The Big Short movie, despite those odds, is a nearly complete triumph. It uses an outstanding cast, a touch of humor and a series of cheeky devices to avoid falling too far into the weeds to deliver a hugely entertaining film.

To explain briefly: The Big Short (the book) focused on the small handful of people who saw the 2008 financial collapse coming and bet in favor of the housing market collapsing- enriching themselves to the tune of billions, but at the same time profiting from untold suffering. And if you think the film soft-pedals this, you're wrong.

The cast is just fantastic- led by Steve Carell as a character based on Wall Street hotshot Steve Eisman.
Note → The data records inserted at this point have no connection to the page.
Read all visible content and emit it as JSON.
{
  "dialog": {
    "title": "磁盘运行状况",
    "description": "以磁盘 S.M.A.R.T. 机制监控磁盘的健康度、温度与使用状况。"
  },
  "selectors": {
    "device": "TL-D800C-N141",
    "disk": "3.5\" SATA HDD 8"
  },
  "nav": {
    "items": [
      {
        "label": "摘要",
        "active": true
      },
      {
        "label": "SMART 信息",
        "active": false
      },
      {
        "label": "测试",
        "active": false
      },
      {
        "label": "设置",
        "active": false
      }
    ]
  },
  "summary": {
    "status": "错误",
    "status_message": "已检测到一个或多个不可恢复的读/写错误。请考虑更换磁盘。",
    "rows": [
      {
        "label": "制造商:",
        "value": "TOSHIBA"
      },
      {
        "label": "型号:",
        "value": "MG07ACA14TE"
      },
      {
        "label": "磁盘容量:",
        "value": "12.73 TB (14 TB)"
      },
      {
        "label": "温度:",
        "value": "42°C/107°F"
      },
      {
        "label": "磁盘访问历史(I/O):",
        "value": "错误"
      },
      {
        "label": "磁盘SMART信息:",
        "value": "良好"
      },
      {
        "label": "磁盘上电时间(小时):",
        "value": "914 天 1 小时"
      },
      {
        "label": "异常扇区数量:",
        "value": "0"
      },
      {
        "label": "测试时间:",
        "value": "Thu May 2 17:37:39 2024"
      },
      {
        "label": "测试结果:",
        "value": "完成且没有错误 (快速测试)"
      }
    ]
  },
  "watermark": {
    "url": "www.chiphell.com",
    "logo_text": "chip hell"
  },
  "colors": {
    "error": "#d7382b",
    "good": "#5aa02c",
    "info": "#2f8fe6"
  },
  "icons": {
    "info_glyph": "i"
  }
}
Nevermind whatever he was doing in Foxcatcher- this is Carell's best performance. Christian Bale knocks it out of the park once again as an eccentric doctor-turned-hedge funder, while Brad Pitt does his requisite small-part-in-a-film-he-coproduced. And it's kind of a shocker that Ryan Gosling has never played a slimy Wall Street guy before.

No, this isn't quite the triumph that Scorsese's The Wolf of Wall Street was- but its goals are very different. TWOWS was set in the mid-'90s and was only tangentially about the '08 collapse (or really, about Wall Street itself.) There's also the documentary Inside Job and fiction films like Margin Call, but The Big Short will almost certainly go down as the definitive movie about the '08 collapse.

Carol is quite simply what director Todd Haynes does best. It's a period piece set in the 1950s in which absolutely every detail is exactly right, whether with the art direction or the costumes or the look and feel.

Of course, there's also the matter of near-career best performances from both Cate Blanchett and Rooney Mara. The two play lesbian lovers in the film, based on a pseudonymously written novel by Patricia Highsmith.

This may sound like a political or identity-politics sort of movie, but it's really not that at all. It's a love story and a road movie and an exercise in style, though not necessarily in that order.

Carol is getting some of the year's best reviews, and they're deserved.